The GOP hasn’t been nearly as eager to look into claims that Donald Trump sexually harassed women, but three of the accusers are now demanding that Congress investigate. According to The Hill, Rachel Crooks, Samantha Holvey, Jessica Leeds, who have all claimed they were sexually harassed by the president, held a press conference on Monday morning to insist that he be held accountable. The publication says the women want to “return the spotlight to Trump’s alleged misconduct at a time when other politicians, media figures, entertainment executives and businessmen have been forced to leave their jobs over accusations of sexual harassment or assault.”

Crooks, who said the president tried to forcibly kiss her in Trump Tower in 2005, told reporters that if Congress people “were willing to investigate Sen. [Al] Franken [D-Minn.], it’s only fair that they do the same for Trump.” And Holvey, a former Miss USA contestant who previously shared a story of how Trump walked into the dressing room, said “Other folks have resigned. I think he should. I don’t think he ever will.” At the press conference, Leeds, who has alleged Trump groped and tried to kiss her while on a plane in the ’70s, expressed her frustration: “So we’re at the position now where in some areas of our society, people are being held accountable for unwanted behavior. But we are not holding our president accountable for what he is and who he is.”

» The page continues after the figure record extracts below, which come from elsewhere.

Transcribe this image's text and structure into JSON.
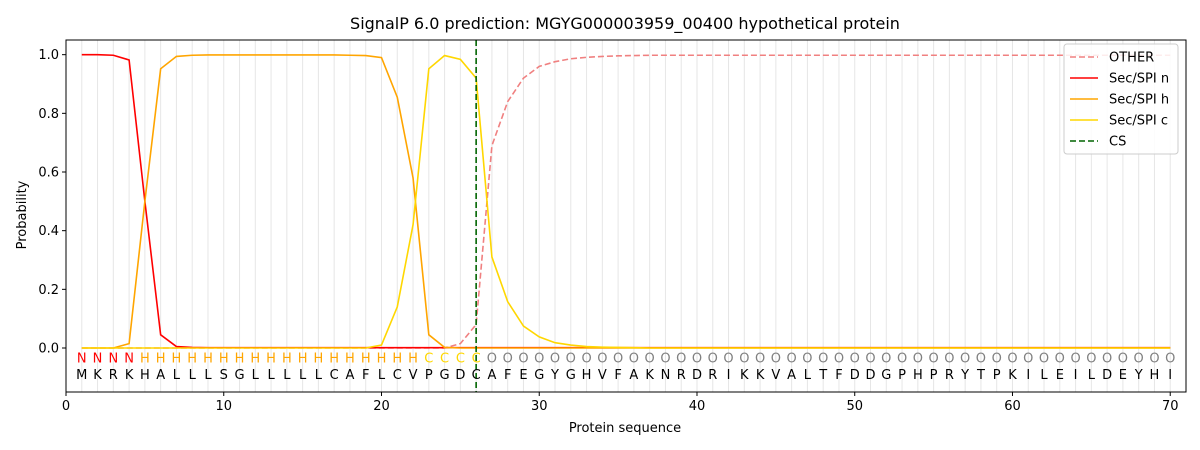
{
  "chart_data": {
    "type": "line",
    "title": "SignalP 6.0 prediction: MGYG000003959_00400 hypothetical protein",
    "xlabel": "Protein sequence",
    "ylabel": "Probability",
    "xlim": [
      0,
      71
    ],
    "ylim": [
      -0.15,
      1.05
    ],
    "xticks": [
      0,
      10,
      20,
      30,
      40,
      50,
      60,
      70
    ],
    "yticks": [
      0.0,
      0.2,
      0.4,
      0.6,
      0.8,
      1.0
    ],
    "ytick_labels": [
      "0.0",
      "0.2",
      "0.4",
      "0.6",
      "0.8",
      "1.0"
    ],
    "grid": "vertical lines at each residue",
    "legend_position": "top-right",
    "sequence": [
      "M",
      "K",
      "R",
      "K",
      "H",
      "A",
      "L",
      "L",
      "L",
      "S",
      "G",
      "L",
      "L",
      "L",
      "L",
      "L",
      "C",
      "A",
      "F",
      "L",
      "C",
      "V",
      "P",
      "G",
      "D",
      "C",
      "A",
      "F",
      "E",
      "G",
      "Y",
      "G",
      "H",
      "V",
      "F",
      "A",
      "K",
      "N",
      "R",
      "D",
      "R",
      "I",
      "K",
      "K",
      "V",
      "A",
      "L",
      "T",
      "F",
      "D",
      "D",
      "G",
      "P",
      "H",
      "P",
      "R",
      "Y",
      "T",
      "P",
      "K",
      "I",
      "L",
      "E",
      "I",
      "L",
      "D",
      "E",
      "Y",
      "H",
      "I"
    ],
    "region_labels": [
      "N",
      "N",
      "N",
      "N",
      "H",
      "H",
      "H",
      "H",
      "H",
      "H",
      "H",
      "H",
      "H",
      "H",
      "H",
      "H",
      "H",
      "H",
      "H",
      "H",
      "H",
      "H",
      "C",
      "C",
      "C",
      "C",
      "O",
      "O",
      "O",
      "O",
      "O",
      "O",
      "O",
      "O",
      "O",
      "O",
      "O",
      "O",
      "O",
      "O",
      "O",
      "O",
      "O",
      "O",
      "O",
      "O",
      "O",
      "O",
      "O",
      "O",
      "O",
      "O",
      "O",
      "O",
      "O",
      "O",
      "O",
      "O",
      "O",
      "O",
      "O",
      "O",
      "O",
      "O",
      "O",
      "O",
      "O",
      "O",
      "O",
      "O"
    ],
    "region_colors": {
      "N": "#ff0000",
      "H": "#ffa500",
      "C": "#ffd700",
      "O": "#808080"
    },
    "cleavage_site": 26,
    "series": [
      {
        "name": "OTHER",
        "color": "#f08080",
        "dash": "dashed",
        "values": [
          0,
          0,
          0,
          0,
          0,
          0,
          0,
          0,
          0,
          0,
          0,
          0,
          0,
          0,
          0,
          0,
          0,
          0,
          0,
          0,
          0,
          0,
          0,
          0,
          0.015,
          0.08,
          0.69,
          0.84,
          0.92,
          0.96,
          0.976,
          0.986,
          0.991,
          0.994,
          0.996,
          0.997,
          0.998,
          0.998,
          0.998,
          0.998,
          0.998,
          0.998,
          0.998,
          0.998,
          0.998,
          0.998,
          0.998,
          0.998,
          0.998,
          0.998,
          0.998,
          0.998,
          0.998,
          0.998,
          0.998,
          0.998,
          0.998,
          0.998,
          0.998,
          0.998,
          0.998,
          0.998,
          0.998,
          0.998,
          0.998,
          0.998,
          0.998,
          0.998,
          0.998,
          0.998
        ]
      },
      {
        "name": "Sec/SPI n",
        "color": "#ff0000",
        "dash": "solid",
        "values": [
          1.0,
          1.0,
          0.998,
          0.982,
          0.5,
          0.045,
          0.005,
          0.002,
          0.001,
          0.001,
          0.001,
          0.001,
          0.001,
          0.001,
          0.001,
          0.001,
          0.001,
          0.001,
          0.001,
          0.001,
          0.001,
          0.001,
          0.001,
          0.001,
          0.001,
          0.001,
          0.001,
          0.001,
          0.001,
          0.001,
          0.001,
          0.001,
          0.001,
          0.001,
          0.001,
          0.001,
          0.001,
          0.001,
          0.001,
          0.001,
          0.001,
          0.001,
          0.001,
          0.001,
          0.001,
          0.001,
          0.001,
          0.001,
          0.001,
          0.001,
          0.001,
          0.001,
          0.001,
          0.001,
          0.001,
          0.001,
          0.001,
          0.001,
          0.001,
          0.001,
          0.001,
          0.001,
          0.001,
          0.001,
          0.001,
          0.001,
          0.001,
          0.001,
          0.001,
          0.001
        ]
      },
      {
        "name": "Sec/SPI h",
        "color": "#ffa500",
        "dash": "solid",
        "values": [
          0,
          0,
          0,
          0.015,
          0.5,
          0.952,
          0.994,
          0.998,
          0.999,
          0.999,
          0.999,
          0.999,
          0.999,
          0.999,
          0.999,
          0.999,
          0.999,
          0.998,
          0.997,
          0.99,
          0.855,
          0.58,
          0.045,
          0.002,
          0,
          0,
          0,
          0,
          0,
          0,
          0,
          0,
          0,
          0,
          0,
          0,
          0,
          0,
          0,
          0,
          0,
          0,
          0,
          0,
          0,
          0,
          0,
          0,
          0,
          0,
          0,
          0,
          0,
          0,
          0,
          0,
          0,
          0,
          0,
          0,
          0,
          0,
          0,
          0,
          0,
          0,
          0,
          0,
          0,
          0
        ]
      },
      {
        "name": "Sec/SPI c",
        "color": "#ffd700",
        "dash": "solid",
        "values": [
          0,
          0,
          0,
          0,
          0,
          0,
          0,
          0,
          0,
          0,
          0,
          0,
          0,
          0,
          0,
          0,
          0,
          0,
          0,
          0.01,
          0.14,
          0.42,
          0.952,
          0.997,
          0.984,
          0.92,
          0.31,
          0.158,
          0.075,
          0.038,
          0.018,
          0.01,
          0.005,
          0.003,
          0.002,
          0.001,
          0,
          0,
          0,
          0,
          0,
          0,
          0,
          0,
          0,
          0,
          0,
          0,
          0,
          0,
          0,
          0,
          0,
          0,
          0,
          0,
          0,
          0,
          0,
          0,
          0,
          0,
          0,
          0,
          0,
          0,
          0,
          0,
          0,
          0
        ]
      },
      {
        "name": "CS",
        "color": "#006400",
        "dash": "dashed",
        "values": []
      }
    ]
  }
}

The White House has already responded to the women’s demands by trying to write off their disclosures as being politically motivated. The statement reads, “These false claims, totally disputed in most cases by eyewitness accounts, were addressed at length during last year’s campaign, and the American people voiced their judgment by delivering a decisive victory.” But Holvey clearly stated “it’s not a partisan issue, it’s how women are treated every day,” and insisted upon a non-partisan investigation into the allegations.